In TREC-10, Microsoft Research China (MSRCN) participated in the Web track (ad hoc retrieval task and homepage finding task). The latest version of the Okapi system (Windows 2000 version) was used. We focused on the developing of content-based retrieval and linkbased retrieval, and investigated the suitable combination of the two. For content-based retrieval, we examined the problems of weighting scheme, re-weighting and pseudo-relevance feedback (PRF). Then we developed a method called collection refinement (CE) for QE.

We investigated the use of two kinds of link information, link anchor and link structure. We used anchor descriptions instead of content text to build index. Furthermore, different search strategies, such as spreading activation and PageRank, have been tested.

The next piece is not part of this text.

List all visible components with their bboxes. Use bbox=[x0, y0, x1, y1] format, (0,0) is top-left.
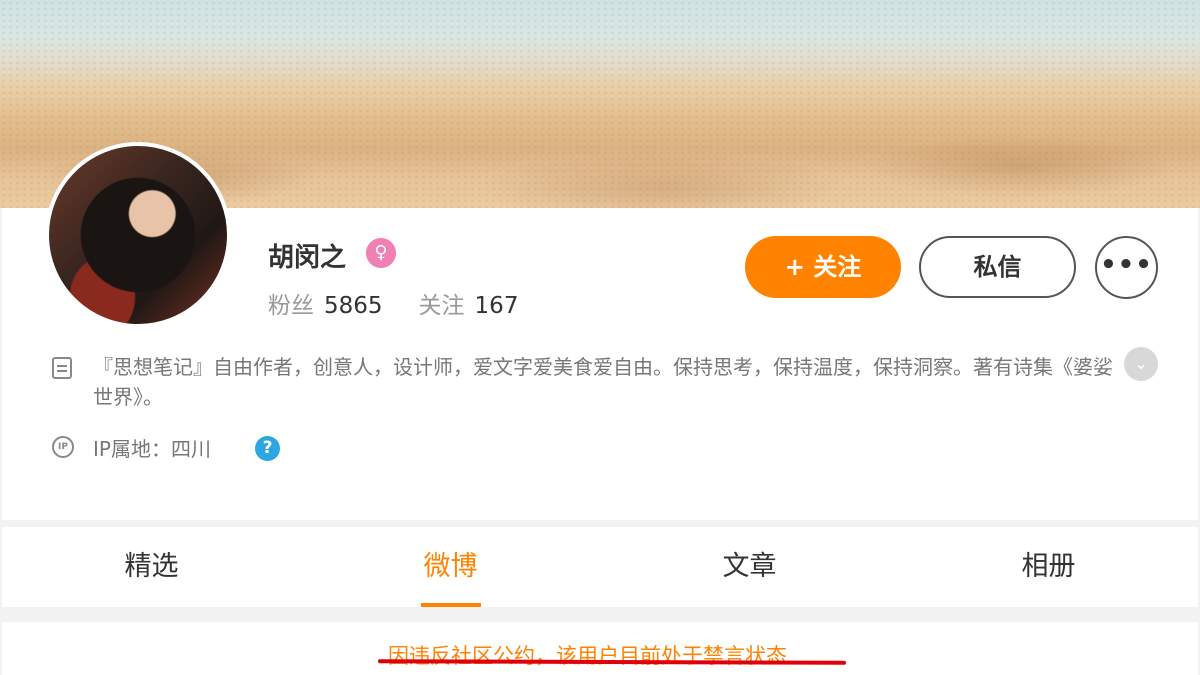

Experimental results show: (1) Okapi system is robust and effective for web retrieval. (2) In ad hoc task, content-based retrieval achieved much better performance, and the impact of anchor text can be neglected; while for homepage finding task, both anchor text and content text provide useful information contributing more on precision and recall respectively. (3) Although query expansion does not show any improvement in our web retrieval experiments, we believe that there are still potential for CE.